The Supreme Court hot potato seems to be a lose-lose situation for Grassley. By failing to hold nomination hearings, the nation’s highest court will be left in limbo for more than a year. Grassley is also creating a public relations nightmare for the Republican Party during an important presidential election. Many critics have chastised the GOP for relying on obstructionist politics to rule the country, and that sentiment will only intensify if Grassley follows through on his promise to block Obama’s nominee. That could lead to costly repercussions in November when Americans head to the ballot box.
Public opinion seems to be against Grassley’s decision. A poll released last week by CNN and ORC International found that 66 percent of Americans believe the Senate Judiciary Committee should hold hearings on Obama’s eventual nominee, while 32 percent felt the hearings should wait. Other polls have resulted in similar findings.
It’s clear the issue has slim odds at a quick resolution, however, Grassley should at least allow nomination hearings this year. The motivations behind the veteran legislator’s decision are purely partisan and only work to divide American politics further. While his reasoning is understandable, Grassley should listen to public outcry and honor the responsibilities of his powerful position. Waiting until 2017 is simply too long.
Wind energy windfall
Iowa is well known as the nation’s No. 1 producer of corn, pork, eggs and ethanol, but the state can now add another entry to its list of notable achievements: Top consumer of renewable wind energy.
According to data released by the U.S. Energy Information Administration, wind turbines generated 31.3 percent of all electricity used in the Hawkeye State last year. The figure was No. 1 in the nation and marked the first time Iowa hit the 30 percent threshold in history.

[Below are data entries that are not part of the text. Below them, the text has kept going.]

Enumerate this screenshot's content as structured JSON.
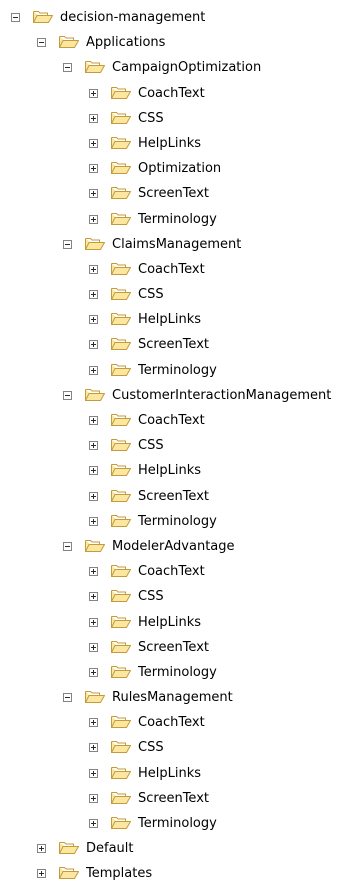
{
  "tree": {
    "root": {
      "label": "decision-management",
      "expanded": true,
      "children": [
        {
          "label": "Applications",
          "expanded": true,
          "children": [
            {
              "label": "CampaignOptimization",
              "expanded": true,
              "children": [
                {
                  "label": "CoachText",
                  "expanded": false
                },
                {
                  "label": "CSS",
                  "expanded": false
                },
                {
                  "label": "HelpLinks",
                  "expanded": false
                },
                {
                  "label": "Optimization",
                  "expanded": false
                },
                {
                  "label": "ScreenText",
                  "expanded": false
                },
                {
                  "label": "Terminology",
                  "expanded": false
                }
              ]
            },
            {
              "label": "ClaimsManagement",
              "expanded": true,
              "children": [
                {
                  "label": "CoachText",
                  "expanded": false
                },
                {
                  "label": "CSS",
                  "expanded": false
                },
                {
                  "label": "HelpLinks",
                  "expanded": false
                },
                {
                  "label": "ScreenText",
                  "expanded": false
                },
                {
                  "label": "Terminology",
                  "expanded": false
                }
              ]
            },
            {
              "label": "CustomerInteractionManagement",
              "expanded": true,
              "children": [
                {
                  "label": "CoachText",
                  "expanded": false
                },
                {
                  "label": "CSS",
                  "expanded": false
                },
                {
                  "label": "HelpLinks",
                  "expanded": false
                },
                {
                  "label": "ScreenText",
                  "expanded": false
                },
                {
                  "label": "Terminology",
                  "expanded": false
                }
              ]
            },
            {
              "label": "ModelerAdvantage",
              "expanded": true,
              "children": [
                {
                  "label": "CoachText",
                  "expanded": false
                },
                {
                  "label": "CSS",
                  "expanded": false
                },
                {
                  "label": "HelpLinks",
                  "expanded": false
                },
                {
                  "label": "ScreenText",
                  "expanded": false
                },
                {
                  "label": "Terminology",
                  "expanded": false
                }
              ]
            },
            {
              "label": "RulesManagement",
              "expanded": true,
              "children": [
                {
                  "label": "CoachText",
                  "expanded": false
                },
                {
                  "label": "CSS",
                  "expanded": false
                },
                {
                  "label": "HelpLinks",
                  "expanded": false
                },
                {
                  "label": "ScreenText",
                  "expanded": false
                },
                {
                  "label": "Terminology",
                  "expanded": false
                }
              ]
            }
          ]
        },
        {
          "label": "Default",
          "expanded": false
        },
        {
          "label": "Templates",
          "expanded": false
        }
      ]
    }
  },
  "icons": {
    "folder": "open-folder-icon",
    "expanded": "collapse-minus-icon",
    "collapsed": "expand-plus-icon"
  },
  "colors": {
    "folder_fill": "#fce7a1",
    "folder_stroke": "#c39b3a",
    "toggle_border": "#848484"
  }
}
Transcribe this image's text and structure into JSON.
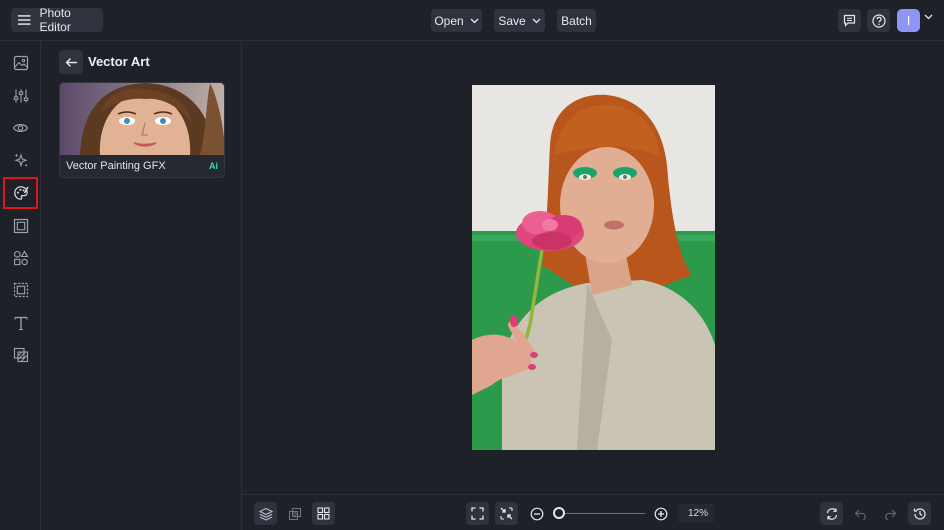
{
  "app": {
    "title": "Photo Editor",
    "menu_icon": "hamburger-icon"
  },
  "toolbar": {
    "open_label": "Open",
    "save_label": "Save",
    "batch_label": "Batch",
    "feedback_icon": "chat-icon",
    "help_icon": "help-icon",
    "avatar_initial": "I"
  },
  "rail": {
    "items": [
      {
        "id": "image",
        "icon": "image-icon"
      },
      {
        "id": "adjust",
        "icon": "sliders-icon"
      },
      {
        "id": "effects",
        "icon": "eye-icon"
      },
      {
        "id": "ai",
        "icon": "sparkle-icon"
      },
      {
        "id": "artsy",
        "icon": "palette-icon",
        "active": true
      },
      {
        "id": "frames",
        "icon": "frame-icon"
      },
      {
        "id": "graphics",
        "icon": "shapes-icon"
      },
      {
        "id": "overlays",
        "icon": "overlay-icon"
      },
      {
        "id": "text",
        "icon": "text-icon"
      },
      {
        "id": "layers",
        "icon": "layers-copy-icon"
      }
    ]
  },
  "panel": {
    "title": "Vector Art",
    "cards": [
      {
        "label": "Vector Painting GFX",
        "badge": "Ai"
      }
    ]
  },
  "zoom": {
    "readout": "12%",
    "level": 0.12
  },
  "colors": {
    "background": "#1f2129",
    "button": "#30333d",
    "accent": "#8e95f5",
    "active_outline": "#e0141c",
    "ai_badge": "#3fd7a8"
  }
}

The news coincides with the state’s efforts to promote wind energy as a viable alternative to non-renewable energy sources like fossil fuels. Many rural counties, including Franklin County, have benefited from this economic boon. Thousands of windmills have popped up across Iowa’s rolling landscape in the past decade, which has created jobs, expanded the tax base and generated vital revenue for infrastructure improvements.
Though some may feel the wind energy industry is over-subsidized and impractical, it appears to be making important strides at strengthening its presence in Iowa. State lawmakers and industry leaders should capitalize on this momentum by increasing investment in other renewable energy sources like solar power. This seems like the most logical step as the United States becomes more proactive about its global environmental footprint. The growth of renewable energy sources is promising, but Iowa and the rest of the nation must keep the ball rolling if America is to cut carbon emissions and reduce oil consumption.